The opinion of the court was delivered by: Senior Judge Friedman
BEFORE: HONORABLE BONNIE BRIGANCE LEADBETTER, President Judge, HONORABLE ROBERT SIMPSON, Judge, HONORABLE ROCHELLE S. FRIEDMAN, Senior Judge.
Samantha Roman-Hutchinson (Claimant) petitions for review of the September 24, 2008, order of the Unemployment Compensation Board of Review (UCBR), which dismissed as untimely Claimant's appeal from a referee's decision denying Claimant unemployment compensation (UC) benefits. We affirm.
On April 21, 2008, Claimant was discharged from her employment, and, thereafter, a local job center denied her application for UC benefits. Claimant appealed to a referee, who affirmed the denial of benefits by a decision and order dated June 17, 2008. On the same day, the referee mailed the decision to Claimant at her last known post office address. The mailing included a notice advising Claimant that she had fifteen days, until July 2, 2008, to file a valid appeal.
Claimant filed an appeal with the UCBR, which held an initial hearing on the timeliness of Claimant's appeal. Following the hearing, the UCBR found that:
(1) Claimant received the referee's decision; (2) Claimant asserted that she appealed the decision via email on June 30, 2008; (3) the UC authorities did not receive the emailed appeal; (4) the UC authorities received a faxed appeal on July 17, 2008; (5) Claimant was not misinformed or misled by the UC authorities concerning her right or the need to appeal; and (6) Claimant's late appeal was not caused by fraud or its equivalent by the administrative authorities, a breakdown in the appellate system or by non-negligent conduct. (UCBR's Findings of Fact, Nos. 7-11.) The UCBR noted that its regulations, as well as the appeal instructions sent to all claimants, state that a party choosing to file by email accepts the risk that the appeal may not be properly filed due to delay or disruption of electronic signals and that an appeal sent by email will be deemed filed on the date of receipt recorded by the Department of Labor and Industry's (Department) electronic transmission system. (UCBR's op. at 2.) Based on its findings, the UCBR concluded that Claimant's appeal was untimely. Therefore, the UCBR dismissed Claimant's appeal based on a lack of jurisdiction.*fn1
On appeal to this court,*fn2 Claimant argues that the UCBR erred in dismissing her appeal as untimely because there was a breakdown in the administrative process; specifically, Claimant asserts that something in the email system went awry and led to the UC authority's failure to receive her timely-sent email appeal. Moreover, relying on the "mailbox rule,"*fn3 Claimant contends that she overcame the contention that the UC authorities did not receive her appeal by submitting a copy of the June 30, 2008, email, with proof that it was sent to the correct email address.
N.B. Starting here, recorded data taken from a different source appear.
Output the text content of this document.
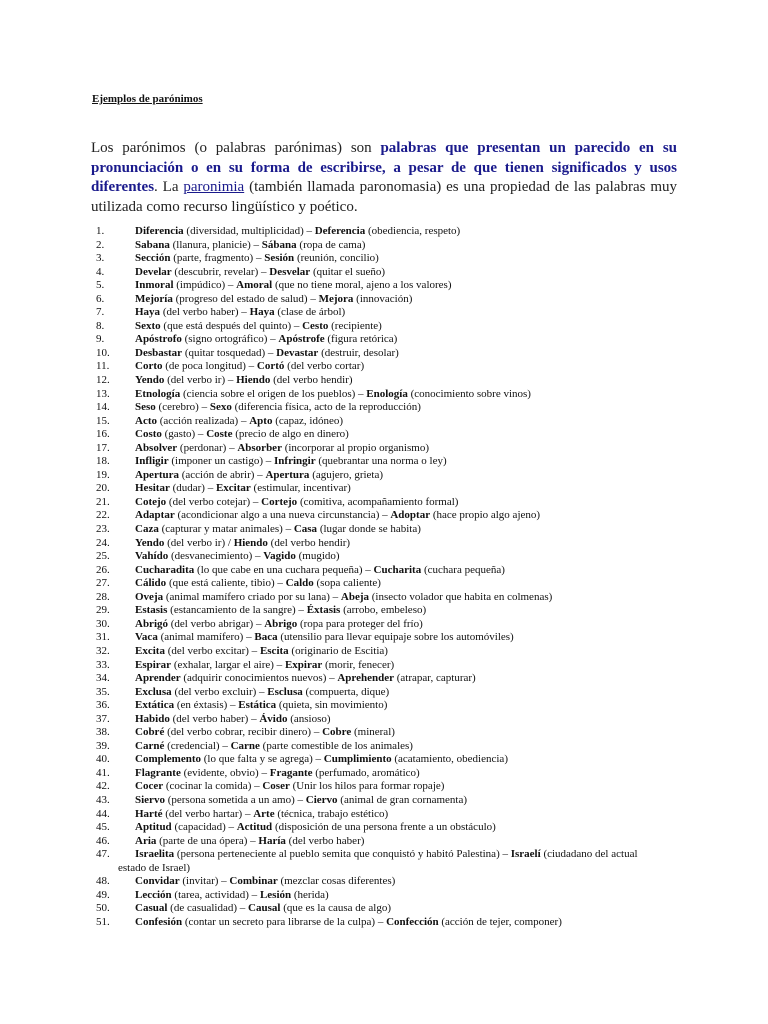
Ejemplos de parónimos
Los parónimos (o palabras parónimas) son palabras que presentan un parecido en su pronunciación o en su forma de escribirse, a pesar de que tienen significados y usos diferentes. La paronimia (también llamada paronomasia) es una propiedad de las palabras muy utilizada como recurso lingüístico y poético.
1.	Diferencia (diversidad, multiplicidad) – Deferencia (obediencia, respeto)
2.	Sabana (llanura, planicie) – Sábana (ropa de cama)
3.	Sección (parte, fragmento) – Sesión (reunión, concilio)
4.	Develar (descubrir, revelar) – Desvelar (quitar el sueño)
5.	Inmoral (impúdico) – Amoral (que no tiene moral, ajeno a los valores)
6.	Mejoría (progreso del estado de salud) – Mejora (innovación)
7.	Haya (del verbo haber) – Haya (clase de árbol)
8.	Sexto (que está después del quinto) – Cesto (recipiente)
9.	Apóstrofo (signo ortográfico) – Apóstrofe (figura retórica)
10. Desbastar (quitar tosquedad) – Devastar (destruir, desolar)
11. Corto (de poca longitud) – Cortó (del verbo cortar)
12. Yendo (del verbo ir) – Hiendo (del verbo hendir)
13. Etnología (ciencia sobre el origen de los pueblos) – Enología (conocimiento sobre vinos)
14. Seso (cerebro) – Sexo (diferencia física, acto de la reproducción)
15. Acto (acción realizada) – Apto (capaz, idóneo)
16. Costo (gasto) – Coste (precio de algo en dinero)
17. Absolver (perdonar) – Absorber (incorporar al propio organismo)
18. Infligir (imponer un castigo) – Infringir (quebrantar una norma o ley)
19. Apertura (acción de abrir) – Apertura (agujero, grieta)
20. Hesitar (dudar) – Excitar (estimular, incentivar)
21. Cotejo (del verbo cotejar) – Cortejo (comitiva, acompañamiento formal)
22. Adaptar (acondicionar algo a una nueva circunstancia) – Adoptar (hace propio algo ajeno)
23. Caza (capturar y matar animales) – Casa (lugar donde se habita)
24. Yendo (del verbo ir) / Hiendo (del verbo hendir)
25. Vahído (desvanecimiento) – Vagido (mugido)
26. Cucharadita (lo que cabe en una cuchara pequeña) – Cucharita (cuchara pequeña)
27. Cálido (que está caliente, tibio) – Caldo (sopa caliente)
28. Oveja (animal mamífero criado por su lana) – Abeja (insecto volador que habita en colmenas)
29. Estasis (estancamiento de la sangre) – Éxtasis (arrobo, embeleso)
30. Abrigó (del verbo abrigar) – Abrigo (ropa para proteger del frío)
31. Vaca (animal mamífero) – Baca (utensilio para llevar equipaje sobre los automóviles)
32. Excita (del verbo excitar) – Escita (originario de Escitia)
33. Espirar (exhalar, largar el aire) – Expirar (morir, fenecer)
34. Aprender (adquirir conocimientos nuevos) – Aprehender (atrapar, capturar)
35. Exclusa (del verbo excluir) – Esclusa (compuerta, dique)
36. Extática (en éxtasis) – Estática (quieta, sin movimiento)
37. Habido (del verbo haber) – Ávido (ansioso)
38. Cobré (del verbo cobrar, recibir dinero) – Cobre (mineral)
39. Carné (credencial) – Carne (parte comestible de los animales)
40. Complemento (lo que falta y se agrega) – Cumplimiento (acatamiento, obediencia)
41. Flagrante (evidente, obvio) – Fragante (perfumado, aromático)
42. Cocer (cocinar la comida) – Coser (Unir los hilos para formar ropaje)
43. Siervo (persona sometida a un amo) – Ciervo (animal de gran cornamenta)
44. Harté (del verbo hartar) – Arte (técnica, trabajo estético)
45. Aptitud (capacidad) – Actitud (disposición de una persona frente a un obstáculo)
46. Aria (parte de una ópera) – Haría (del verbo haber)
47. Israelita (persona perteneciente al pueblo semita que conquistó y habitó Palestina) – Israelí (ciudadano del actual
estado de Israel)
48. Convidar (invitar) – Combinar (mezclar cosas diferentes)
49. Lección (tarea, actividad) – Lesión (herida)
50. Casual (de casualidad) – Causal (que es la causa de algo)
51. Confesión (contar un secreto para librarse de la culpa) – Confección (acción de tejer, componer)
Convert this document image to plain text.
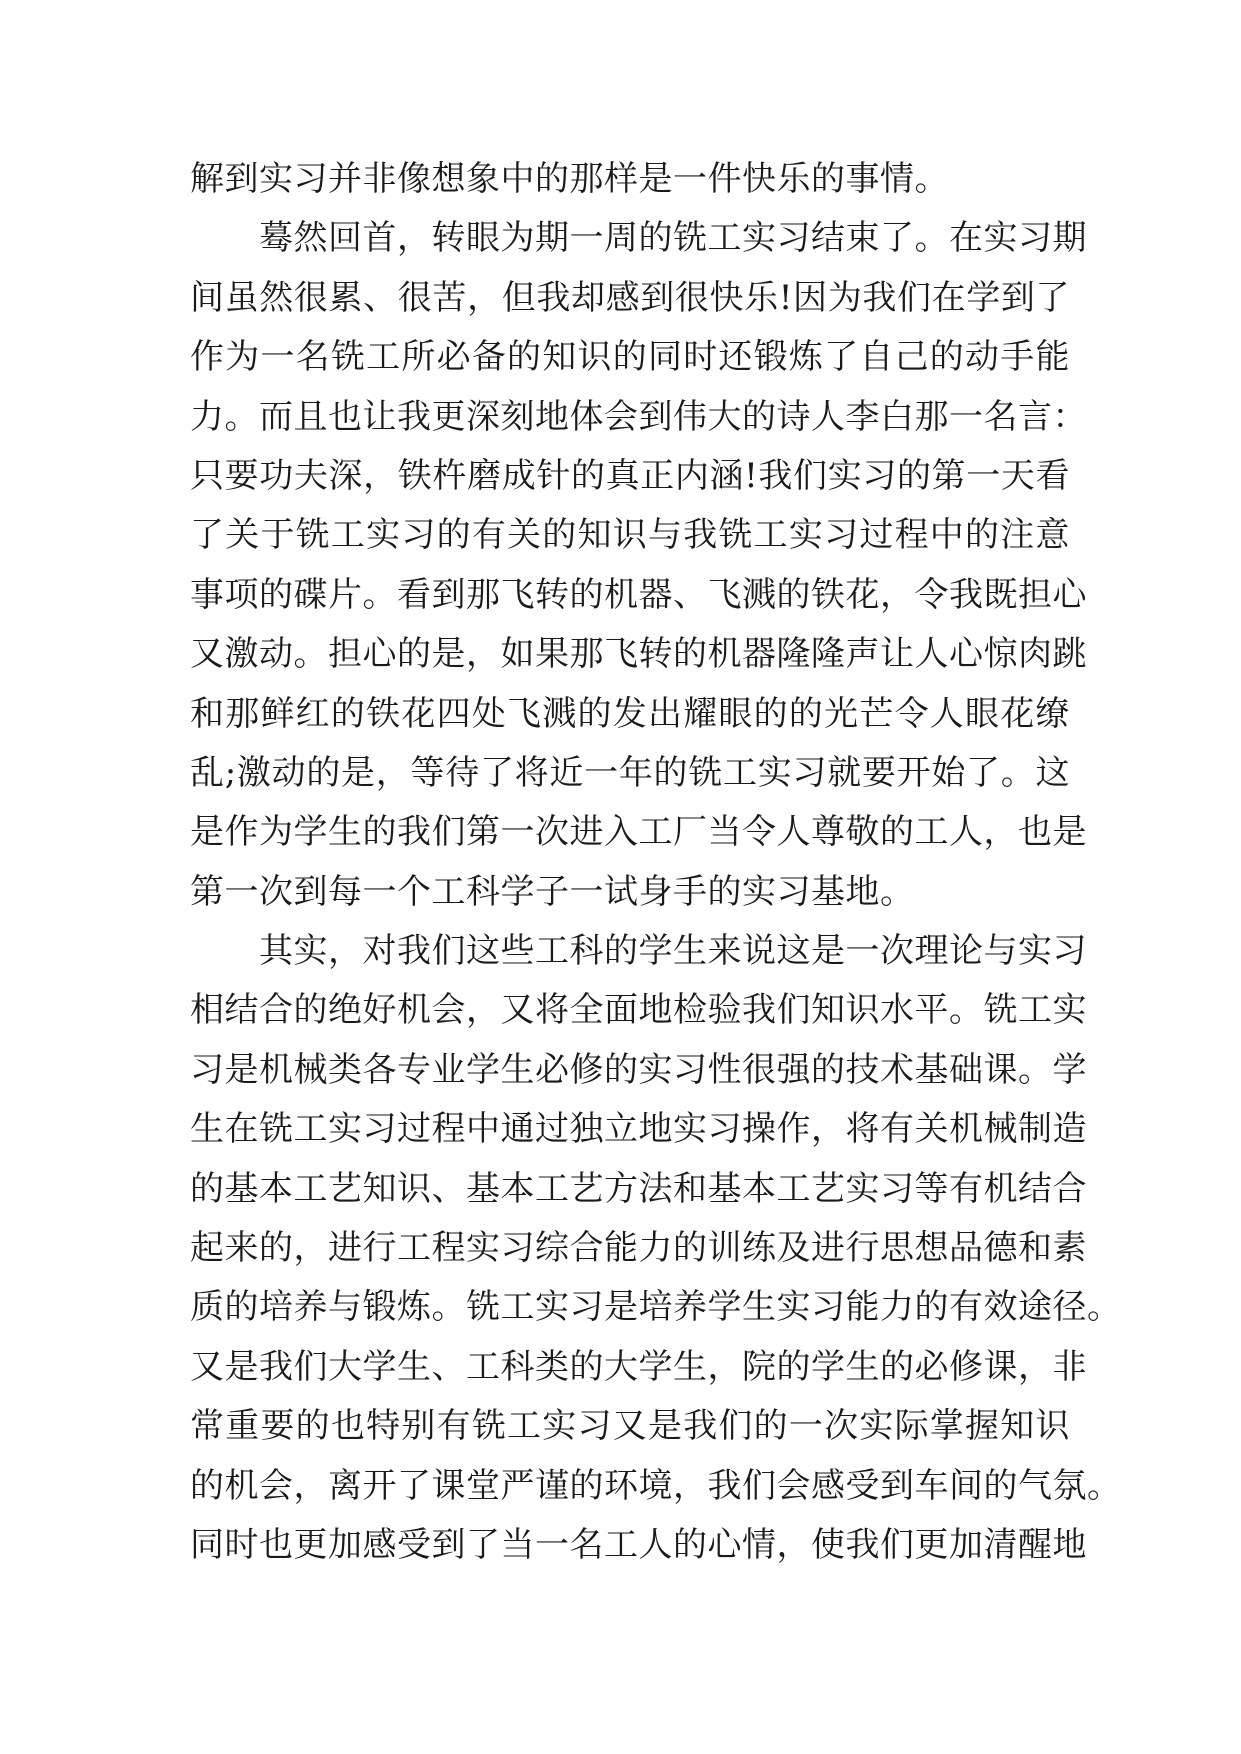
解到实习并非像想象中的那样是一件快乐的事情。
　　蓦然回首，转眼为期一周的铣工实习结束了。在实习期
间虽然很累、很苦，但我却感到很快乐!因为我们在学到了
作为一名铣工所必备的知识的同时还锻炼了自己的动手能
力。而且也让我更深刻地体会到伟大的诗人李白那一名言：
只要功夫深，铁杵磨成针的真正内涵!我们实习的第一天看
了关于铣工实习的有关的知识与我铣工实习过程中的注意
事项的碟片。看到那飞转的机器、飞溅的铁花，令我既担心
又激动。担心的是，如果那飞转的机器隆隆声让人心惊肉跳
和那鲜红的铁花四处飞溅的发出耀眼的的光芒令人眼花缭
乱;激动的是，等待了将近一年的铣工实习就要开始了。这
是作为学生的我们第一次进入工厂当令人尊敬的工人，也是
第一次到每一个工科学子一试身手的实习基地。
　　其实，对我们这些工科的学生来说这是一次理论与实习
相结合的绝好机会，又将全面地检验我们知识水平。铣工实
习是机械类各专业学生必修的实习性很强的技术基础课。学
生在铣工实习过程中通过独立地实习操作，将有关机械制造
的基本工艺知识、基本工艺方法和基本工艺实习等有机结合
起来的，进行工程实习综合能力的训练及进行思想品德和素
质的培养与锻炼。铣工实习是培养学生实习能力的有效途径。
又是我们大学生、工科类的大学生，院的学生的必修课，非
常重要的也特别有铣工实习又是我们的一次实际掌握知识
的机会，离开了课堂严谨的环境，我们会感受到车间的气氛。
同时也更加感受到了当一名工人的心情，使我们更加清醒地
We disagree.
Although the "mailbox rule" applies to mailings via the post office, the Department's regulation at 34 Pa. Code §101.82(b)(4) controls emailed appeals. That regulation provides as follows:
Electronic transmission other than fax transmission. The date of filing is the receipt date recorded by the Department appeal office or the [UCBR's] electronic transmission system, if the electronic record is in a form capable of being processed by that system. A party filing by electronic transmission shall comply with Department instructions concerning format. A party filing an appeal by electronic transmission is responsible for using the proper format and for delay, disruption, interruption of electronic signals and readability of the document and accepts the risk that the appeal may not be properly or timely filed.
34 Pa. Code §101.82(b)(4). (Emphasis added.) Thus, even if Claimant emailed her appeal before the appeal deadline, it was untimely because it was not received by the UC authorities until after the deadline. McClean v. Unemployment Compensation Board of Review, 908 A.2d 956 (Pa. Cmwlth. 2006). Consequently, Claimant's argument fails. Further, the regulation clearly contemplates malfunction in the email delivery system and places the resulting risk of an untimely filing on the Claimant.
Claimant next asserts that she is entitled to nunc pro tunc relief based on our decisions in Bass v. Commonwealth, 485 Pa. 256, 401 A.2d 1133 (1979) and Perry v. Unemployment Compensation Board of Review, 459 A.2d 1342 (Pa. Cmwlth. 1983), wherein we held that nunc pro tunc relief is appropriate where the untimeliness of an appeal is due to non-negligent conduct.*fn4 However, because the regulation expressly provides that Claimant assumed the risk of an untimely filing when she chose to file her appeal by email, the rationale in Bass and Perry is inapplicable here.